The dominant operator for the first time revealed average user revenues for its NOW broadband television service, which apparently justify its set-top-box giveaway programme as more than half of its subscribers are paying for services.
The figures show that 53 per cent of PCCW's 361,000 customers paid extra fees above basic internet connection charges - at an average of $105 per month - to view content.
While still lagging pay-television market leader i-Cable, which has 702,000 users paying an average $225 a month, PCCW's performance appears to justify the investment in a service that offers only a limited number of channels priced cheaply on an individual basis.
'TV is the future for telecoms operators, not old local phone lines,' said PCCW chief financial officer Alex Arena, adding that 85 per cent of the company's new broadband customers were NOW subscribers.

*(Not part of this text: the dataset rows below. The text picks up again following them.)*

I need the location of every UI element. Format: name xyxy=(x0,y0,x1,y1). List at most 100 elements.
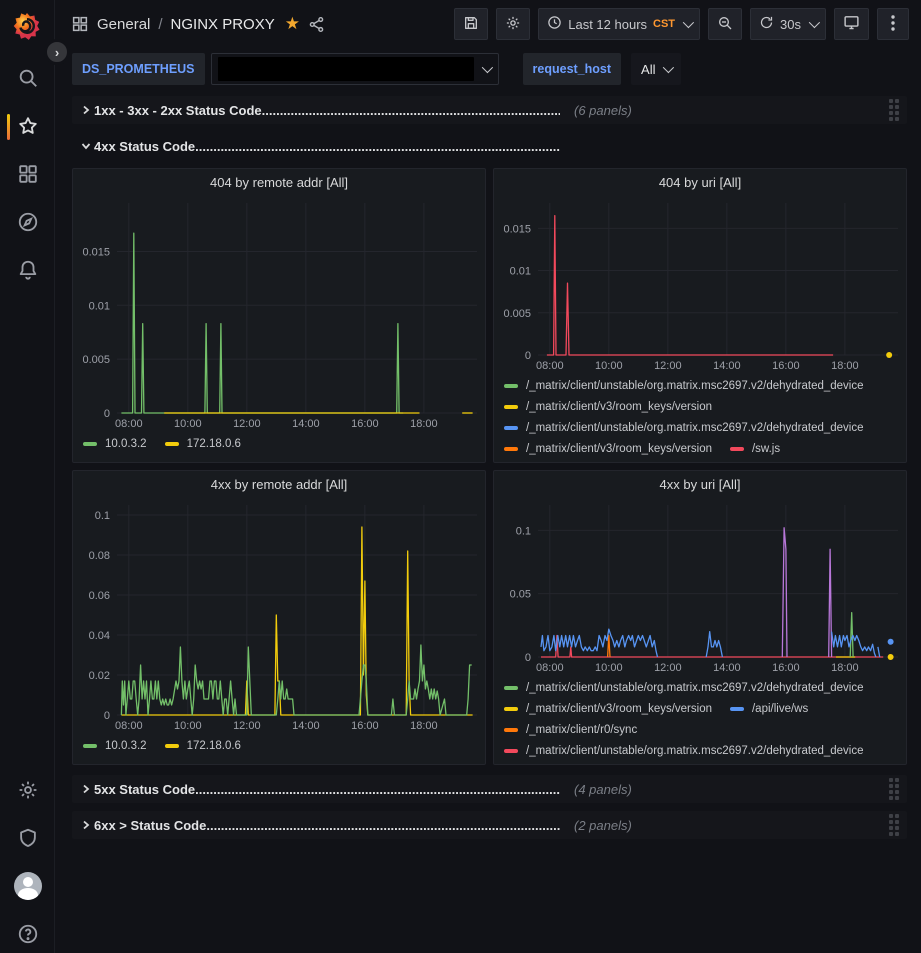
row-title-dots: ........................................… xyxy=(206,817,560,833)
panel-4xx-by-remote-addr: 4xx by remote addr [All] 0 0.02 0.04 0.06 0.… xyxy=(72,470,486,765)
x-axis-tick-label: 18:00 xyxy=(831,662,859,674)
x-axis-tick-label: 14:00 xyxy=(292,418,320,430)
refresh-icon xyxy=(759,15,774,33)
y-axis-tick-label: 0.005 xyxy=(503,308,531,320)
panel-title[interactable]: 404 by remote addr [All] xyxy=(209,174,349,190)
favorite-star-icon[interactable]: ★ xyxy=(284,14,300,33)
legend-item[interactable]: /_matrix/client/unstable/org.matrix.msc2… xyxy=(504,380,864,392)
legend-item[interactable]: /_matrix/client/r0/sync xyxy=(504,724,637,736)
chevron-down-icon xyxy=(663,61,675,74)
datasource-value-redacted xyxy=(217,57,474,81)
legend-series-name: 172.18.0.6 xyxy=(186,739,241,752)
legend-item[interactable]: 172.18.0.6 xyxy=(164,438,241,450)
legend-swatch xyxy=(504,383,518,388)
chart-legend: 10.0.3.2 172.18.0.6 xyxy=(73,431,485,462)
legend-item[interactable]: /_matrix/client/unstable/org.matrix.msc2… xyxy=(504,422,864,434)
legend-item[interactable]: /_matrix/client/v3/room_keys/version xyxy=(504,443,712,455)
sidebar-starred-item[interactable] xyxy=(0,106,55,146)
legend-item[interactable]: 10.0.3.2 xyxy=(83,740,147,752)
legend-swatch xyxy=(504,748,518,753)
time-range-label: Last 12 hours xyxy=(568,16,648,32)
chevron-right-icon xyxy=(78,784,94,794)
sidebar-dashboards-item[interactable] xyxy=(0,154,55,194)
cycle-view-mode-button[interactable] xyxy=(834,8,869,40)
legend-item[interactable]: 172.18.0.6 xyxy=(164,739,241,752)
sidebar-server-admin-item[interactable] xyxy=(0,818,55,858)
row-header-4xx[interactable]: 4xx Status Code ........................… xyxy=(72,132,907,160)
share-icon[interactable] xyxy=(308,16,325,33)
apps-grid-icon[interactable] xyxy=(71,15,89,33)
chart-legend: 10.0.3.2 172.18.0.6 xyxy=(73,733,485,764)
row-header-1xx-3xx-2xx[interactable]: 1xx - 3xx - 2xx Status Code ............… xyxy=(72,96,907,124)
time-series-chart[interactable]: 0 0.05 0.1 08:00 10:00 12:00 14:00 16:00 18:00 xyxy=(494,497,906,675)
legend-swatch xyxy=(729,706,744,711)
row-drag-handle-icon[interactable] xyxy=(885,774,903,804)
refresh-button[interactable]: 30s xyxy=(750,8,826,40)
time-series-chart[interactable]: 0 0.02 0.04 0.06 0.08 0.1 08:00 10:00 12:00 14:00… xyxy=(73,497,485,733)
row-drag-handle-icon[interactable] xyxy=(885,810,903,840)
x-axis-tick-label: 16:00 xyxy=(772,662,800,674)
chart-legend: /_matrix/client/unstable/org.matrix.msc2… xyxy=(494,675,906,764)
sidebar-explore-item[interactable] xyxy=(0,202,55,242)
legend-item[interactable]: /api/live/ws xyxy=(729,703,808,715)
breadcrumb-section[interactable]: General xyxy=(97,15,151,33)
zoom-out-time-button[interactable] xyxy=(708,8,743,40)
dashboard-panels-area: 1xx - 3xx - 2xx Status Code ............… xyxy=(55,90,921,847)
y-axis-tick-label: 0 xyxy=(104,408,110,420)
dashboard-settings-button[interactable] xyxy=(496,8,531,40)
time-range-picker[interactable]: Last 12 hours CST xyxy=(538,8,701,40)
legend-item[interactable]: /sw.js xyxy=(729,443,780,455)
x-axis-tick-label: 10:00 xyxy=(174,720,202,732)
legend-item[interactable]: /_matrix/client/v3/room_keys/version xyxy=(504,703,712,715)
time-series-chart[interactable]: 0 0.005 0.01 0.015 08:00 10:00 12:00 14:00 16:00… xyxy=(494,195,906,373)
x-axis-tick-label: 18:00 xyxy=(831,360,859,372)
legend-swatch xyxy=(83,441,97,446)
legend-item[interactable]: /_matrix/client/unstable/org.matrix.msc2… xyxy=(504,682,864,694)
sidebar-expand-button[interactable]: › xyxy=(44,39,70,65)
x-axis-tick-label: 10:00 xyxy=(595,662,623,674)
x-axis-tick-label: 08:00 xyxy=(536,360,564,372)
sidebar-help-item[interactable] xyxy=(0,914,55,953)
x-axis-tick-label: 08:00 xyxy=(115,720,143,732)
time-series-chart[interactable]: 0 0.005 0.01 0.015 08:00 10:00 12:00 14:00 16:00… xyxy=(73,195,485,431)
dashboard-title[interactable]: NGINX PROXY xyxy=(170,15,275,33)
panel-title[interactable]: 404 by uri [All] xyxy=(658,174,742,190)
legend-item[interactable]: 10.0.3.2 xyxy=(83,438,147,450)
grafana-logo[interactable] xyxy=(13,12,41,40)
request-host-variable-select[interactable]: All xyxy=(631,53,682,85)
datasource-variable-label[interactable]: DS_PROMETHEUS xyxy=(72,53,205,85)
more-options-button[interactable] xyxy=(877,8,909,40)
row-header-6xx[interactable]: 6xx > Status Code ......................… xyxy=(72,811,907,839)
row-title: 6xx > Status Code xyxy=(94,817,207,833)
sidebar-search-button[interactable] xyxy=(0,58,55,98)
sidebar-alerting-item[interactable] xyxy=(0,250,55,290)
dashboard-header: General / NGINX PROXY ★ xyxy=(55,0,921,48)
legend-series-name: /_matrix/client/r0/sync xyxy=(526,723,638,736)
x-axis-tick-label: 16:00 xyxy=(351,720,379,732)
sidebar-profile-item[interactable] xyxy=(0,866,55,906)
help-icon xyxy=(17,923,39,945)
legend-item[interactable]: /_matrix/client/unstable/org.matrix.msc2… xyxy=(504,745,864,757)
legend-swatch xyxy=(164,743,179,748)
panel-title[interactable]: 4xx by uri [All] xyxy=(659,476,741,492)
y-axis-tick-label: 0.04 xyxy=(89,630,110,642)
star-icon xyxy=(17,115,39,137)
gear-icon xyxy=(505,15,521,34)
datasource-variable-select[interactable] xyxy=(210,53,499,85)
panel-title[interactable]: 4xx by remote addr [All] xyxy=(210,476,348,492)
row-drag-handle-icon[interactable] xyxy=(885,95,903,125)
row-title: 4xx Status Code xyxy=(94,138,196,154)
chart-legend: /_matrix/client/unstable/org.matrix.msc2… xyxy=(494,373,906,462)
row-header-5xx[interactable]: 5xx Status Code ........................… xyxy=(72,775,907,803)
x-axis-tick-label: 16:00 xyxy=(351,418,379,430)
x-axis-tick-label: 10:00 xyxy=(595,360,623,372)
series-end-point xyxy=(886,352,893,358)
panel-404-by-uri: 404 by uri [All] 0 0.005 0.01 0.015 08:00 10:… xyxy=(493,168,907,463)
series-line xyxy=(541,634,884,658)
sidebar-configuration-item[interactable] xyxy=(0,770,55,810)
legend-item[interactable]: /_matrix/client/v3/room_keys/version xyxy=(504,401,712,413)
zoom-out-icon xyxy=(717,15,733,34)
save-dashboard-button[interactable] xyxy=(454,8,489,40)
request-host-variable-label[interactable]: request_host xyxy=(522,53,622,85)
legend-swatch xyxy=(83,743,97,748)
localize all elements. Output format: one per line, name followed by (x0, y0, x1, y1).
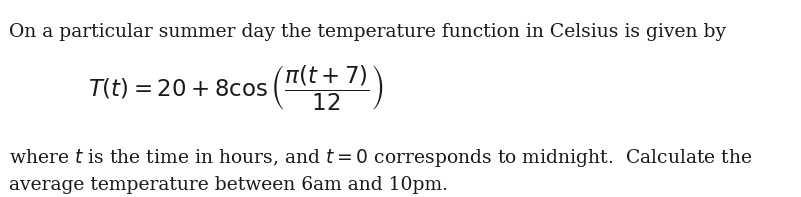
Text: $T(t) = 20 + 8\cos\left(\dfrac{\pi(t+7)}{12}\right)$: $T(t) = 20 + 8\cos\left(\dfrac{\pi(t+7)}… (88, 64, 384, 113)
Text: average temperature between 6am and 10pm.: average temperature between 6am and 10pm… (10, 176, 449, 194)
Text: where $t$ is the time in hours, and $t = 0$ corresponds to midnight.  Calculate : where $t$ is the time in hours, and $t =… (10, 147, 753, 169)
Text: On a particular summer day the temperature function in Celsius is given by: On a particular summer day the temperatu… (10, 23, 727, 41)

Telecommunications companies worldwide are looking for ways to protect their traditional fixed-line businesses from the impact of rival technologies such as voice-over internet protocol (VoIP). Mainland carriers China Netcom and China Telecom are aggressively developing their broadband television services to fend off the emerging challenge.
While pay-television was instrumental in increasing the number of PCCW's broadband customers - up 13 per cent to 796,000 last year - it was unable to prevent earnings before interest, taxes, depreciation and amortisation (ebitda) at its core telecommunications business from dropping 19 per cent to $6.73 billion due to the decline in fixed-line and international call services.